Dienstag, 17. September 2019

Software-Update für Tesla Model S Tesla brezelt Navi auf - und setzt auf Autopiloten

Tesla schärft sein Navi via Online-Update nach: Künftig werden Fahrer automatisch zur nächsten freien Ladesäule gelotst und können ihre Routen besser planen.

Tesla matcht sein Bordnavi schlauer und will so seinen Elektroauto-Fahrern die Furcht vor dem Liegenbleiben mit leerer Batterie nehmen. Per Software-Update integriert der Elektroauto-Hersteller neue Funktionen, die Fahrer rechtzeitig zur nächsten Ladestation lotsen. Ein Autopilot für Langstreckenfahrten folgt in einigen Monaten.
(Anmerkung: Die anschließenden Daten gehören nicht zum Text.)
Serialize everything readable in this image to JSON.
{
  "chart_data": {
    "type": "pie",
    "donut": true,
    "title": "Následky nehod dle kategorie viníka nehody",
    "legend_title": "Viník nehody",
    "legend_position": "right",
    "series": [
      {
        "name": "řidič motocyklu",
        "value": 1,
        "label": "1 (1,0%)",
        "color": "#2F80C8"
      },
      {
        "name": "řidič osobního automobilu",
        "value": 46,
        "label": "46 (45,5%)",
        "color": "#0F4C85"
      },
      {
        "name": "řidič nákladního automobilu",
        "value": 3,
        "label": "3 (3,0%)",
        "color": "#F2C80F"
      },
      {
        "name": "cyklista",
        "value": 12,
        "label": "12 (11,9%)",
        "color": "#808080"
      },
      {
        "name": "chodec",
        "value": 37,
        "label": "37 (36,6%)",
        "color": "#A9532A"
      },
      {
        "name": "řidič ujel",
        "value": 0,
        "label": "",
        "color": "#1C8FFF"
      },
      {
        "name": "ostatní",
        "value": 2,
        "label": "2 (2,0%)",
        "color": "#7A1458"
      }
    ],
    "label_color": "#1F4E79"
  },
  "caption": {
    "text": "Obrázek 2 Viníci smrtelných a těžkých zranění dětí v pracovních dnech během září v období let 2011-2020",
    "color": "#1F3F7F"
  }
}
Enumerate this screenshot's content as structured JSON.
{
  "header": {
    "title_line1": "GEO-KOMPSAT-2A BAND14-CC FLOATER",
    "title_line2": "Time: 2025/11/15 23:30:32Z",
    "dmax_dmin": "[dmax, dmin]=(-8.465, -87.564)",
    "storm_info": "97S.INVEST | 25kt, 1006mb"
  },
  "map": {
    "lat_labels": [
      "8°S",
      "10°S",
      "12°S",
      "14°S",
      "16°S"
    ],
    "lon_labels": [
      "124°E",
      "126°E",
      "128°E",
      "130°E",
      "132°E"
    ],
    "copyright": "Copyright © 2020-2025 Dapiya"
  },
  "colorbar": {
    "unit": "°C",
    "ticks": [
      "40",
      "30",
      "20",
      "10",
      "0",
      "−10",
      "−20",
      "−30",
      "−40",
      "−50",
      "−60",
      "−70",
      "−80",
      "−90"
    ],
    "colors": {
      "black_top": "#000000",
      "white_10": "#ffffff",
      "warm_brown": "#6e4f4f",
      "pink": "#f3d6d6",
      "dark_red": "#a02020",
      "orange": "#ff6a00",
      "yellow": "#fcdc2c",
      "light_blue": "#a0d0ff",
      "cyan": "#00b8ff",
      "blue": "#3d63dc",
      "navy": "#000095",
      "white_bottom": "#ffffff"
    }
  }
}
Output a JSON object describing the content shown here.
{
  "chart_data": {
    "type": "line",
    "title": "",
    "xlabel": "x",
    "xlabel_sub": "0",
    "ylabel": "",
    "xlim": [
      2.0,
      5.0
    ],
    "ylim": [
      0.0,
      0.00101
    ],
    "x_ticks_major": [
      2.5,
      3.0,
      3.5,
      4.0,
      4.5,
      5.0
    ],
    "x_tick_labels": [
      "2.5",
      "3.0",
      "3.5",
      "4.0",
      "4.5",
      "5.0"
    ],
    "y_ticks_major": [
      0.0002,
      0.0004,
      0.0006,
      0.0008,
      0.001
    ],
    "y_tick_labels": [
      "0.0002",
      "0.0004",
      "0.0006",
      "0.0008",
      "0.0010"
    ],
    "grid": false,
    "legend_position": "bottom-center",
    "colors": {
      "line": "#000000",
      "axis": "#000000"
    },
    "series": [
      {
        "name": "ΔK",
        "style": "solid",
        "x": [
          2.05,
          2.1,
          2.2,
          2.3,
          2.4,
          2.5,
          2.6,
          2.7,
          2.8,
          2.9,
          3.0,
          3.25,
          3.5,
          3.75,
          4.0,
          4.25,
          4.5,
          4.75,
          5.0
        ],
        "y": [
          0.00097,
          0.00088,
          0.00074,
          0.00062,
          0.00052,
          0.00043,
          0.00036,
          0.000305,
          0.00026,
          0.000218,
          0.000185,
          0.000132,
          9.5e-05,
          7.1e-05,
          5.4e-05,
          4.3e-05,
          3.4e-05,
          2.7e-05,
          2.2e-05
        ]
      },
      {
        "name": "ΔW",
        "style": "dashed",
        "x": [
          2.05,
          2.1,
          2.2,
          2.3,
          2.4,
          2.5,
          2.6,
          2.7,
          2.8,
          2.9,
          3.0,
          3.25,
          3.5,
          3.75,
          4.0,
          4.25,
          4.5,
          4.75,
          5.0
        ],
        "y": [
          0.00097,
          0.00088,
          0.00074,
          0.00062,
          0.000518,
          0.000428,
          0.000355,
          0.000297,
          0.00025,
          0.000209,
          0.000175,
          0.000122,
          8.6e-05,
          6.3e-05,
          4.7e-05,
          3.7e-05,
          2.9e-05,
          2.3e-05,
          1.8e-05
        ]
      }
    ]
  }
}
Die Ankündigung war ziemlich selbstbewusst: Vor wenigen Tagen hatte Tesla-Chef Elon Musk angekündigt, dass sein Unternehmen die "Reichweitenangst beenden" werde. Gestern Abend hat er die Details zu dem umfangreichen Software-Update präsentiert. Künftig warnt das Navigationssystem von Teslas Limousine Model S Fahrer mehrfach, wenn ihnen der Batteriestrom auszugehen droht und lotst sie rechtzeitig zur nächsten Ladestation.

Das aktualisierte Navi-System ermöglicht zudem eine bessere Reiseplanung. Im Hintergrund überprüft das System per Online-Verbindung, welche Stromtankstellen gerade überlastet und welche frei sind - und lässt diese Informationen in die Routenvorschläge und Zeitangaben einfließen.

Zudem berücksichtigt das Navi künftig bei der Routenplanung auch Informationen über Topografie und Windgeschwindigkeiten. Die Reichweiten-Anzeige wird dann entsprechend angepasst. Selbst wenn über das Navi kein Ziel eingegeben wurde, arbeitet das System im Hintergrund. Der Fahrer muss die Warnungen vor dem Liegenbleiben zwei Mal bestätigen, bevor er tatsächlich an die Grenzen der Reichweite gelangen kann.

Tesla zeigt der Branche, was per Online-Update alles möglich ist

"Sie müssen künftig nicht mehr vorausdenken oder irgendwelche Rechnungen anstellen", versprach Musk. "Es wird unmöglich sein, die Batterie leer zu fahren, außer man legt es absichtlich drauf an". Verfügbar ist das neue Navi-System für alle Model S-Fahrer.

Anders als in der Branche sonst üblich erfordert die Aktualisierung keinen Werkstattbesuch, sondern wird per Online-Verbindung direkt ins Auto eingespielt - wie bei Smartphones längst üblich. Bei den Aktualisierungen per Internet-Verbindung ist Tesla seinen Konkurrenten deutlich voraus. Bei den großen Autoherstellern sind solche Drahtlos-Updates bislang nur in begrenztem Umfang möglich. Für umfangreichere Aktualisierungen etwa des Navi-Kartenmaterials ist noch immer der Besuch einer Werkstatt oder der Anschluss eines physischen Datenträgers im Auto notwendig.

Mit der Aktualisierung erhalten die Tesla-Fahrer auch einen erweiterten Kollisionswarner und einen Assistenten,r vor Fahrzeugen im toten Winkel warnt.

Noch entspannender für Langstreckenfahrten wird jedoch ein Update, das Tesla in rund drei Monaten ausliefern will. Es soll Model S-Fahrern einen Autopiloten zur Verfügung stellen, mit dem das Auto laut Musk sebständig auf US-Autobahnen fahren kann. Seit September vergangenen Jahres baut Tesla die dafür notwendigen Ultraschall- und Radarsensoren sowie Kameras serienmäßig in seine Fahrzeuge ein.